Joined cases brought by privacy advocates from Ireland and Austria gave the European Court of Justice the opportunity to set out its views on how far restrictions to EU citizens’ rights may be justified in the general interest and how much discretion may be left to Member States to legislate within the single market.

The first notable point is that the Court underscored the extent to which the DRD impinges on EU citizen’s rights.
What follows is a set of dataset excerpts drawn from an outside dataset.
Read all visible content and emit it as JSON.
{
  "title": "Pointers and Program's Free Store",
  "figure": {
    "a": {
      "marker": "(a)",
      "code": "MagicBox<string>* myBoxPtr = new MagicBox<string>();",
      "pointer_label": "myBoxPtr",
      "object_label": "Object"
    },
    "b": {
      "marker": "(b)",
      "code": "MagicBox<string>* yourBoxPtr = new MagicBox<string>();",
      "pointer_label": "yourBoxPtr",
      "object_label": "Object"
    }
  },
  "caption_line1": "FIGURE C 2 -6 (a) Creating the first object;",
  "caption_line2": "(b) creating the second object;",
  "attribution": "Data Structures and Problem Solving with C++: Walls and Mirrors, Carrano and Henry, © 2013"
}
The Court stated that the DRD “entails an interference with the fundamental rights of practically the entire European population.”  It “covers, in a generalized manner, all persons and all means of electronic communication as well as all traffic data without any differentiation, limitation or exception.

Second, the Court found that the DRD “interferences” could only be justified if clear and precise rules had been set out in the legislation as well as minimum safeguards against the risk of abuse and unlawful access and use of the data collected.  The Court found it unacceptable that important aspects of the Directive had been left to Member State discretion.

Third the Court faulted the legislators for not requiring the data to be retained within the European Union, stating this ran counter to Article 8(3) of the European Charter of Fundamental Rights and settled case-law requiring control of the data by an “independent authority of compliance.”  The full implications of this aspect of the ruling remain to be seen but this could boost the campaign by some Europeans to create a so-called “Schengen cloud” to store European data.

In many respects, most of this ruling is relatively unsurprising.  The DRD has been a challenge from the start.  A handbook of best practices, a non-binding tool to assist industry, law enforcers, and Member States replaced what should have been greater clarity in the legislative text.  Questions have been raised for some time about the mismatch between DRD obligations and actual needs.  Given the differing national retention requirements, cross-border police and judicial cooperation is rather difficult and operators highlight the high cost of compliance.

The Commission had been expected to await the outcome of the negotiations on the data protection package, and the review of the e-Privacy Directive before embarking on any reform of the DRD.  The Court ruling may mean this sequence of events is now revised.  Now that legal action is complete, the Commission may also resume infringement proceedings against Member States for faulty DRD implementation.

The next Justice, Home and Digital Agenda Commissioners should make protecting personal data an early priority and complete the legislative framework in the initial years of their new term of office.  Pressure from the Court and elsewhere will ensure that European solutions are prioritized.  Meantime, for data retention, market operators will remain subject to national legislation.